Structure and dynamics of a functional cavity in the HIV-1 Envelope, and its role in conformational changes
required for infection
Channels and cavities in protein structures often play an important role in modulating structure, function and
dynamics. The HIV-1 Envelope (Env) glycoprotein, a conformational machine that utilizes receptor binding
mediated conformational changes to effect virus and host cell membrane fusion, is riddled with cavities and
channels. A highly conserved cavity – called the Phe43 cavity - engages the Phe43 residue of receptor CD4
and is critical for CD4-induced Env conformational transitions. The Phe43 cavity is also the binding site of
broad and potent antibodies, drugs and peptide inhibitors of HIV-1 entry. The CD4-mimetic miniprotein M48U1,
effects broad and potent HIV-1 neutralization, binds HIV-1 gp120 with pM affinity, showed efficacy as a vaginal
microbicide in animal models, and more recently, was shown to synergize with the drug Tenofovir to inhibit HIV
infection in activated PBMCs and human cervicovaginal histocultures. M48U1 inserts a methoxy cyclohexyl
moiety to fill the Phe43 cavity. M48U1 and its analogs are the only class of ligands that reach deep into the
Phe43 cavity, a property that makes them valuable tools for probing the structure of a deep, otherwise not
easily accessible cavity.We have previously utilized M48U1 and its analogs to probe the structure of the Phe-
43 cavity in gp120 monomers. High resolution structures of M48U1 bound to HIV-1 Env gp120 revealed ligand
flexibility, and the ability to fit within and adapt to the Phe43 cavities of diverse HIV-1 isolates with minimal
perturbations of the cavity structure are key determinants of activity.

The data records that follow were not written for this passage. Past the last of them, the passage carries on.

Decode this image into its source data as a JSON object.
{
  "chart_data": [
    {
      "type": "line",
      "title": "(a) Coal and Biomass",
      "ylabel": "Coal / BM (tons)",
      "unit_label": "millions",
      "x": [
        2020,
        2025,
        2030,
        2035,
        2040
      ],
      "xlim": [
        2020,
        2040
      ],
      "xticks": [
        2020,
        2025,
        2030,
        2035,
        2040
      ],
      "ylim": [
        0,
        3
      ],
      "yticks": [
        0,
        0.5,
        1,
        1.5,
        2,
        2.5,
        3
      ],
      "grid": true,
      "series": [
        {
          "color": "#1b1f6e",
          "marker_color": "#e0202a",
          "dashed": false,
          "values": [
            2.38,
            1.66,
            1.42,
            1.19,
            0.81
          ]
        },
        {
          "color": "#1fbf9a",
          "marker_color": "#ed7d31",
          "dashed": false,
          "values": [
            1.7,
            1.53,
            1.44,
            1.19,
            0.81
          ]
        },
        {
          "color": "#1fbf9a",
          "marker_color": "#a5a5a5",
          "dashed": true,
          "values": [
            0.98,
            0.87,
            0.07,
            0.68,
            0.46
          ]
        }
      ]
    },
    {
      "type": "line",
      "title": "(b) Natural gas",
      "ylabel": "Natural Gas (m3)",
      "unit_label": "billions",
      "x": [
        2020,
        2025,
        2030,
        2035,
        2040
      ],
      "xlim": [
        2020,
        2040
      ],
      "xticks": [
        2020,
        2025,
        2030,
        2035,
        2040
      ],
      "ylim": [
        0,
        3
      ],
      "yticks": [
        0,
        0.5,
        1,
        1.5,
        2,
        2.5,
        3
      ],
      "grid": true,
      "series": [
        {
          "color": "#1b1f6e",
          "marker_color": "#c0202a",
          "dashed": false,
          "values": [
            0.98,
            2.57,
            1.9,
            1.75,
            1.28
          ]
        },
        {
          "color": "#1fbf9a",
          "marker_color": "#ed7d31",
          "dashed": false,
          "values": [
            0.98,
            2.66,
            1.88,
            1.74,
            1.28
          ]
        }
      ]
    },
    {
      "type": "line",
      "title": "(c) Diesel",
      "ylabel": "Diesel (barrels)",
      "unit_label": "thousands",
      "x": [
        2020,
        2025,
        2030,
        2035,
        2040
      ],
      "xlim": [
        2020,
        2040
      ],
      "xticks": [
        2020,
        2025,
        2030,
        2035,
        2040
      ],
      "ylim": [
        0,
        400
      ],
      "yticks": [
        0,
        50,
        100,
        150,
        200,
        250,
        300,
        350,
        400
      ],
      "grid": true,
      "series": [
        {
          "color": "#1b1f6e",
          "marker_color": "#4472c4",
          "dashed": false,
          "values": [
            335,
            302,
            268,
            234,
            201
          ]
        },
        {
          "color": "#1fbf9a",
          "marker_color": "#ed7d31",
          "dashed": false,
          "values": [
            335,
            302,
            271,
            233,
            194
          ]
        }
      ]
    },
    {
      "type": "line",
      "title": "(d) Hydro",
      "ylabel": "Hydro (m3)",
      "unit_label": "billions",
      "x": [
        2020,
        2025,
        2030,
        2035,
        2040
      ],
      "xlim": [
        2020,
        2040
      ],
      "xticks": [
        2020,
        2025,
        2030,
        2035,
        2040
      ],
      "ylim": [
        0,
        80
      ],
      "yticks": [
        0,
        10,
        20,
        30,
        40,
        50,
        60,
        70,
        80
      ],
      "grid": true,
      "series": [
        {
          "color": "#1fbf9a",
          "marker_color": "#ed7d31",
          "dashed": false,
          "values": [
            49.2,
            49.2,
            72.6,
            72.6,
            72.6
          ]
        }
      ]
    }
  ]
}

In this grant we propose to explore the structure of the Phe43 cavity in the closed HIV-1 Env trimer using
M48U1 as a molecular probe. The innovation in this grant derives from our use of M48U1 and its analogs as
molecular probes of the Phe43 cavity, from the advances in cryo-EM technology that include improved
specimen vitrification methods, improved microscope hardware, automated methods for high-throughput data
collection, and advanced algorithms for data processing. These advances have recently allowed us to
establish a rapid pipeline for determining high resolution structures of HIV-1 Env complexes. The scientific
premise of this grant is that the Phe43 cavity is a critical functional component in HIV-1 Env, central to the
activity of the CD4 receptor and many broad and potent antibodies and drugs. M48U1 is an exceptionally
effective HIV-1 entry inhibitor, and one of the only ligands that fills the entire Phe-43 cavity. Exploring the
structures of HIV-1 Env when bound to M48U1 will provide insights into the structure and the conformational
constraints on the cavity in the closed state of the Env.